Mandy, my wife, started a new blog, Mandy’s Minutes. Welcome to the blogsphere, honey!
I’ve been using Google’s Gmail service since late April. In that time I’ve come to really like it. [I have also accumulated 10 invitations to the service; contact me at kjdyck at gmail.com if you’d like one; first-come first-serve.] I like that I can keep all my messages forever. I like that I can search easily. I like the flat structure and the idea of tagging messages with labels. There is only one feature that I can imagine that would remarkably improve my experience with Gmail.
Perhaps I’m unusual in the way that I use email, but I am often lazy about tagging my messages with labels. I have a few rules set up to handle some of the braindead cases, but most of my messages arrive in my inbox without labels and remain untagged until my inbox grows so large that I feel compelled to archive its contents. Before I archive all these messages, though, I like to tag them so I can later view them with other messages in the same category. Depending on the number of messages in my inbox, this tagging step can take 10-30 minutes every other month, or so. If there were some way to automate this process, I could use this time for something more productive.
Since Graham wrote his Plan for Spam, Bayesian filtering has quickly become the standard method of classifying messages as spam or ham. The same technique could be used to determine whether or not to tag a message with a label. Voila! Intelligent automated tagging, the end of manual tagging.

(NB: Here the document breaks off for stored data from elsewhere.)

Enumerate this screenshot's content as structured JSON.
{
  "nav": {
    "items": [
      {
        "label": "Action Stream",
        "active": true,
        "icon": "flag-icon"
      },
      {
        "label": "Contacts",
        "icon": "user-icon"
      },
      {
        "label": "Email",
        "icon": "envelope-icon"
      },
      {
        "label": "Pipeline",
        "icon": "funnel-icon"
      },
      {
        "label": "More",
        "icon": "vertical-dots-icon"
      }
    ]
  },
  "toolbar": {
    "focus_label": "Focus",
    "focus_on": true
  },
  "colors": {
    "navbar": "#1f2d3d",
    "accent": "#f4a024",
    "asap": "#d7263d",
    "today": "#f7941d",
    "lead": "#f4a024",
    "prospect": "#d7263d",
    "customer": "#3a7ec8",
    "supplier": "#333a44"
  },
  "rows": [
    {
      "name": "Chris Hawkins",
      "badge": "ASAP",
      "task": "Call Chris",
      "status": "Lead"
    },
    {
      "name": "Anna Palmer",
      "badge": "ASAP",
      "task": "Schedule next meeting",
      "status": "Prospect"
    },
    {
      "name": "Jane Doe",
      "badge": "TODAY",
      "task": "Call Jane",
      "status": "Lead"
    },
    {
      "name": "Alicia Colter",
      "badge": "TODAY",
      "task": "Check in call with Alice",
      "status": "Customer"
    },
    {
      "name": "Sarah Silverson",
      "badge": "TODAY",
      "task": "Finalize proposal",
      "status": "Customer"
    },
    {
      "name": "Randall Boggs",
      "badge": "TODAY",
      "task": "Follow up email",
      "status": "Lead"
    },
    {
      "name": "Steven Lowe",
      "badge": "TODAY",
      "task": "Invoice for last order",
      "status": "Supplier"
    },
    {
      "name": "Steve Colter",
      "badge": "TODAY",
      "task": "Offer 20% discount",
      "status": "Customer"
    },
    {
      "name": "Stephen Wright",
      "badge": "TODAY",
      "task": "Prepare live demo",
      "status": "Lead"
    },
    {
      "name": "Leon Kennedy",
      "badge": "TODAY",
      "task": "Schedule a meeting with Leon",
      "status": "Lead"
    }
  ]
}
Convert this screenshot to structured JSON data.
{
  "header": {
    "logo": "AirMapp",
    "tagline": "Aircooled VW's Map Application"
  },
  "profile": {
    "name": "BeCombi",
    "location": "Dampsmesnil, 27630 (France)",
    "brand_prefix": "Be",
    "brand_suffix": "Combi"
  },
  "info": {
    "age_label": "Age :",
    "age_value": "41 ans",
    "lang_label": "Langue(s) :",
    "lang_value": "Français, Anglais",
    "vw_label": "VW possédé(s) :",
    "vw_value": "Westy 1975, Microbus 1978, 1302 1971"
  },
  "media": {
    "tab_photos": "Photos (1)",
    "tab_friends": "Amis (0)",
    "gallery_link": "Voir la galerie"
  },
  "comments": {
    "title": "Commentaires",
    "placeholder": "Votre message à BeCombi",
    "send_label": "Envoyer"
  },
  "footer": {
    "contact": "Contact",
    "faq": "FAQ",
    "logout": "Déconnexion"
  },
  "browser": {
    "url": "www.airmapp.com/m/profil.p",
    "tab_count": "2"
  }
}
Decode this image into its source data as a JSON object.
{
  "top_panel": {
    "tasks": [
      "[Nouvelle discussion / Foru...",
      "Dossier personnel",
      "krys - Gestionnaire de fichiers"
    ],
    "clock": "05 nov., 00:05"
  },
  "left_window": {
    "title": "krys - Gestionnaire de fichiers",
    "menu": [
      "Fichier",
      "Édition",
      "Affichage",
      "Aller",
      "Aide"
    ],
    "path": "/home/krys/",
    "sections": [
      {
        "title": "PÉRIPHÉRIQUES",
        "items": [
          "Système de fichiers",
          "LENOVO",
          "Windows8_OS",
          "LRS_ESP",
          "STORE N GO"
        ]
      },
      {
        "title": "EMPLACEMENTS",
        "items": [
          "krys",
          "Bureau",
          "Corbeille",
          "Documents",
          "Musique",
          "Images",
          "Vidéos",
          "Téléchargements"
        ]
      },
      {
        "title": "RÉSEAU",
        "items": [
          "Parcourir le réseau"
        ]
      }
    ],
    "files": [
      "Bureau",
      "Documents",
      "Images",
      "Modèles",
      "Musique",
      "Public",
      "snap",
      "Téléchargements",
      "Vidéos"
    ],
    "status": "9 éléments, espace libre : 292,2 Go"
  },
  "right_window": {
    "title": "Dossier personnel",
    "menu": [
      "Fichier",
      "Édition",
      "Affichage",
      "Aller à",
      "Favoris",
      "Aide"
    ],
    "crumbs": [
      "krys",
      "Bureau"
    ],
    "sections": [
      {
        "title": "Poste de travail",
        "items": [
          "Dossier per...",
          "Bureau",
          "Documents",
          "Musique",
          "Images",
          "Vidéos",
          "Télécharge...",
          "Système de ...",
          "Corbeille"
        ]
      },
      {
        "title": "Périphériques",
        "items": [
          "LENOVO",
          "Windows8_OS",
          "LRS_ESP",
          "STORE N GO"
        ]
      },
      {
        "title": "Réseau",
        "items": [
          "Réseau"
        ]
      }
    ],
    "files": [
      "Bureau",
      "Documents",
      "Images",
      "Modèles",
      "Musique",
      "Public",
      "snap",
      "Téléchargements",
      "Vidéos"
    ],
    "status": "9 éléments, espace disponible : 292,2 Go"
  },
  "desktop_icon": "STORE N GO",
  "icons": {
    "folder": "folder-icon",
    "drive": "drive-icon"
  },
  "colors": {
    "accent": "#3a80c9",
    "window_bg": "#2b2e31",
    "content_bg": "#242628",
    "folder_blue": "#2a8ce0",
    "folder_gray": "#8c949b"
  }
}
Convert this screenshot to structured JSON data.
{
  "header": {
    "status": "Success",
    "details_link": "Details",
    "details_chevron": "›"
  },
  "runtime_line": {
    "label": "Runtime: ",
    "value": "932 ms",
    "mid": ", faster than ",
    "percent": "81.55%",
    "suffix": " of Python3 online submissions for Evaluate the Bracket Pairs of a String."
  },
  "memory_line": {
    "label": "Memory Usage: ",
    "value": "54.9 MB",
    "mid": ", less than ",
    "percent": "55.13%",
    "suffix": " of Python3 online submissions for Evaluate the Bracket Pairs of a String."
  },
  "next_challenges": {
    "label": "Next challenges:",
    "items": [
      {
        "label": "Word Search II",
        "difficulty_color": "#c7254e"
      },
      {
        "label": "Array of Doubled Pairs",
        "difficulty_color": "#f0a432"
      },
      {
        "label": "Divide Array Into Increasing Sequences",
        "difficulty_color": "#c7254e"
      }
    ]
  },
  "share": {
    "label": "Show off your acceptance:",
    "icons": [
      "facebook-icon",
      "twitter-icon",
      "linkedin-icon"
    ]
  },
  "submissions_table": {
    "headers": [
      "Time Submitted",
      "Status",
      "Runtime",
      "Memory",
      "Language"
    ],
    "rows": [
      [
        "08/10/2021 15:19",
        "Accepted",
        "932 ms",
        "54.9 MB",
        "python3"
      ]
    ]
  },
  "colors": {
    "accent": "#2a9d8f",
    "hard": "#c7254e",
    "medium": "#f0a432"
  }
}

This is such an obvious extension to Graham’s work that I’m somewhat surpised that it hasn’t already been done (at Google, or as a plug-in for popular email clients like Outlook or Notes). With all the smart people at Google, I would assume that somebody there has thought of automating tagging with bayesian classifiers. Perhaps it requires too much computation time or storage space. Perhaps there are user interface problems that I haven’t considered. Perhaps the differences in non-spam categories are too subtle for bayesian classification to do a good job. Whatever the reason, I look forward to the day where my email messages are classified automatically.